Hier überholt uns der erste, eine halbe Stunde später gestartete Halbmarathoni. Es ist Moritz Weiß, er wird auf dem schweren Kurs in 1:19:23 gewinnen. Noch ca. 1km bergauf und wir erreichen die Brachter Höhe und den nächsten Versorgungspunkt. Die Halbmarathonläufer laufen ab hier eine andere Strecke.

Die Marathonis laufen bei strömendem Regen auf ein längeres, welliges Begegnungsstück, das in Richtung Kreuzeiche führt. Dr. Markus Schraub kommt uns entgegen. Er wird den Marathon in 2:56:51,3 gewinnen.

Beim nächsten VP geht es auf eine ca. 6km lange Schleife über „Neuer Stern“ zum Naturschutzgebiet „Rotes Wasser“. Vor diesem Streckenabschnitt wurden wir beim Start schon gewarnt, denn noch nicht verdichteter Basaltschotter erschwert den Lauf.

Hinter dem Roten Wasser kommt das Km-Schild 26. Beim Burgwald-Marathon werden die noch zu laufenden Kilometer angezeigt. Das heißt, wir sind erst 16,2km gelaufen. Der Regen lässt nicht nach, die Wege sind matschig aber trotzdem noch gut zu laufen.

Es geht über eine alte Steinbrücke, restauriert mit Steinen eines ehemaligen Schießturms. Sie war einmal Teil der Verbindungsstraße der Landgrafen zwischen den Jagdschlössern Wolkersdorf und Bracht.

Bei km 19 erreichen wir die Franzosenwiesen, einer Ansammlung von Feuchtwiesen, Mooren, Teichen,  Quellen und Bächen, Heimat vieler gefährdeten Pflanzen und Tiere. Der Name weist wieder auf die  Waldenser und Hugenotten hin. Sie durften seinerzeit das Heu und Moos einfahren, mussten aber zunächst die  Scheunen für die Wildfütterung füllen.

Ab hier fällt leider wegen des Regens meine Kamera aus. Bezüglich Strecken-Fotos muss ich auf die zurückliegenden Berichte verweisen.

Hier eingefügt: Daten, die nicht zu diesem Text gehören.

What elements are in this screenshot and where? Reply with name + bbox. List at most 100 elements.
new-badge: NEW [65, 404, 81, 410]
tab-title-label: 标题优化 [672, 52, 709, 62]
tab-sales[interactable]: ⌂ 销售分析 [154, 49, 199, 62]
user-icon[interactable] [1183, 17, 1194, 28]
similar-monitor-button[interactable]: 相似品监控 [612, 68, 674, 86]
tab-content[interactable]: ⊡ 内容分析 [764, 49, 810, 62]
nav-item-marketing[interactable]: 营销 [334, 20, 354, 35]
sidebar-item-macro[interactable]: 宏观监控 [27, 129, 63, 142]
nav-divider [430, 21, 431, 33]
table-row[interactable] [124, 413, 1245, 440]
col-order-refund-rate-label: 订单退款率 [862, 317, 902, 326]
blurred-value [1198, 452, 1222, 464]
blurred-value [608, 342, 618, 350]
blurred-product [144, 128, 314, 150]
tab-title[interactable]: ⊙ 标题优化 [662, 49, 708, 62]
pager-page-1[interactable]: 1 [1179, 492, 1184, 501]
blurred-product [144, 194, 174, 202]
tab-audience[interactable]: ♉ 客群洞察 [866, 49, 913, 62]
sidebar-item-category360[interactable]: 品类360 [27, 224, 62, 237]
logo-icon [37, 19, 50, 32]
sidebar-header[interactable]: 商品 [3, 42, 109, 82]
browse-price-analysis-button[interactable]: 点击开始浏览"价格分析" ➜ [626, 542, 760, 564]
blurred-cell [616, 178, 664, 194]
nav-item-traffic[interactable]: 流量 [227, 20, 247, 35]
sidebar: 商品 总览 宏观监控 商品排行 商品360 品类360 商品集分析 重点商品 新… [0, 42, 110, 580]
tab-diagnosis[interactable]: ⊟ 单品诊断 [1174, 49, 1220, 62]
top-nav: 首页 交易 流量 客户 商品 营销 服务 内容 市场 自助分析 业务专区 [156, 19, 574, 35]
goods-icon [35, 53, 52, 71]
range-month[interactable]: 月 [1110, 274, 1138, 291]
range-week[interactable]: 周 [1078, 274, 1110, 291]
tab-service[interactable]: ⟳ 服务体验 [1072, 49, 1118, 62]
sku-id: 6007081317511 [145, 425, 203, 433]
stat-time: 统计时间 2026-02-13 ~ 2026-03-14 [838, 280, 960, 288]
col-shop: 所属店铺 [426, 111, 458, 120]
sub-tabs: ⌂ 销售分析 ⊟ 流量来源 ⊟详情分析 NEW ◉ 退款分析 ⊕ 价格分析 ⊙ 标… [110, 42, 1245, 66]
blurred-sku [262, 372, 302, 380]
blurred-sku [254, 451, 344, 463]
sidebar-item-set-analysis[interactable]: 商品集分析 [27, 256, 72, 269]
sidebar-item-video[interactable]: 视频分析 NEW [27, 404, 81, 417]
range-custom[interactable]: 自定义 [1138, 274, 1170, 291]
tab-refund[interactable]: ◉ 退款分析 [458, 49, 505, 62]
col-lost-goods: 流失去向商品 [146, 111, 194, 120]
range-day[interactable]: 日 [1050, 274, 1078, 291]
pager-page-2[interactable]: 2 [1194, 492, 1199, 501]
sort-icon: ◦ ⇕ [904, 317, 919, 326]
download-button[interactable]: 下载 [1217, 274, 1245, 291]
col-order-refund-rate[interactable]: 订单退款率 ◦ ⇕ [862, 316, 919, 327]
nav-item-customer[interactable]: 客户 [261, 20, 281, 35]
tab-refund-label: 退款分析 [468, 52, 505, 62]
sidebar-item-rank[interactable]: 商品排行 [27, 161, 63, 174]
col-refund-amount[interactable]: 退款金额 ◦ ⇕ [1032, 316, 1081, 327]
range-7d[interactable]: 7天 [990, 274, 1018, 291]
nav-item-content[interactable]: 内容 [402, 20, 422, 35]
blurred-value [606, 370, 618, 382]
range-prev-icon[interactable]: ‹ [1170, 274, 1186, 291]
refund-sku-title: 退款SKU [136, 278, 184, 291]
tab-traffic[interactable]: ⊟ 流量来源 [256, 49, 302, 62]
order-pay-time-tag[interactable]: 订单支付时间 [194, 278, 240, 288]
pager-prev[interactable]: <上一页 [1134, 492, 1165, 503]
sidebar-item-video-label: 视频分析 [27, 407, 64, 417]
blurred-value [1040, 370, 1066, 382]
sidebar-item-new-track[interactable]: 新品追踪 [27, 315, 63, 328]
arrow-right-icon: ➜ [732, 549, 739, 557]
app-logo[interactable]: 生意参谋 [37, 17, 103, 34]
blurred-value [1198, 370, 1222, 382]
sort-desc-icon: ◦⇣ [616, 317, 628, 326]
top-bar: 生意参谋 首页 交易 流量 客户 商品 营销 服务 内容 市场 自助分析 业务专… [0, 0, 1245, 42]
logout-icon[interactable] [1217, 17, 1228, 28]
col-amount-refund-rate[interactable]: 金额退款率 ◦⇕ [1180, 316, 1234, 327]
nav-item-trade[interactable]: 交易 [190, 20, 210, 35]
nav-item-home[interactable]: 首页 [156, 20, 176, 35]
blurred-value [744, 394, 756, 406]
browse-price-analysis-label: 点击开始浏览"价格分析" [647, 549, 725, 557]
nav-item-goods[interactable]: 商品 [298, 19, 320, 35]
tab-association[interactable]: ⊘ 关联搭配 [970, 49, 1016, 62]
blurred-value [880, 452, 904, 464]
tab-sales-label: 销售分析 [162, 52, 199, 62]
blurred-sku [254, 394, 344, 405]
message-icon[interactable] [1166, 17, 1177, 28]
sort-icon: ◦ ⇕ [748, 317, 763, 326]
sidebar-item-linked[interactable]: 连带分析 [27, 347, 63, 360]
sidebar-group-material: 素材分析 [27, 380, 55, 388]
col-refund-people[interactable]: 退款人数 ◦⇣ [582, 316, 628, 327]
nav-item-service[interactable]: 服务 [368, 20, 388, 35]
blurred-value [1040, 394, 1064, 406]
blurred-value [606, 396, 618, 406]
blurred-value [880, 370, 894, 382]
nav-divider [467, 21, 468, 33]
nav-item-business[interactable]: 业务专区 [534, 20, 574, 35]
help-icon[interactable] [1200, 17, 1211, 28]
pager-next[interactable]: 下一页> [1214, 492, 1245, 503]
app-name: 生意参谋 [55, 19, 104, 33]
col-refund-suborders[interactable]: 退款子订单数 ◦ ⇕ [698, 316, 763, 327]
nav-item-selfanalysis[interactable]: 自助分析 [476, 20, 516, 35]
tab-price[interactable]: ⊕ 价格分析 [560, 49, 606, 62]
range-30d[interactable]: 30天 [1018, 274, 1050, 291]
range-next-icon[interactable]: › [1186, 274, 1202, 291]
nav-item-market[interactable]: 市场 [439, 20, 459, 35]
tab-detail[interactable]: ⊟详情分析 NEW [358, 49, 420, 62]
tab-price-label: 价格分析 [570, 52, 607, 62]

Na ja, Bilder vom Großen und Kleinen Badenstein (Baden = althessisch nützen oder helfen) könnte ich euch sowieso nicht zeigen. Den Krater, Hinweis auf den vulkanischen Ursprung, kann man bei dem starken Regen nur erahnen. Weiter geht es in vielen Wellen auf- und abwärts. Bei km 23 ist die Runde zu Ende und wir sind wieder auf dem Begegnungsstück, das uns zurück in Richtung Brachter Höhe führt.

Hinter dem nächsten Posten geht es nochmal kurz und heftig aufwärts. Ab km 28 haben wir die meisten Höhenmeter gemeistert und es geht ins Wohratal. Es nieselt nur noch und hört dann ganz auf zu regnen. Die hohe Luftfeuchtigkeit macht mir als Asthmatiker doch ziemlich zu schaffen. Dann wird halt mal eine Gehpause eingelegt.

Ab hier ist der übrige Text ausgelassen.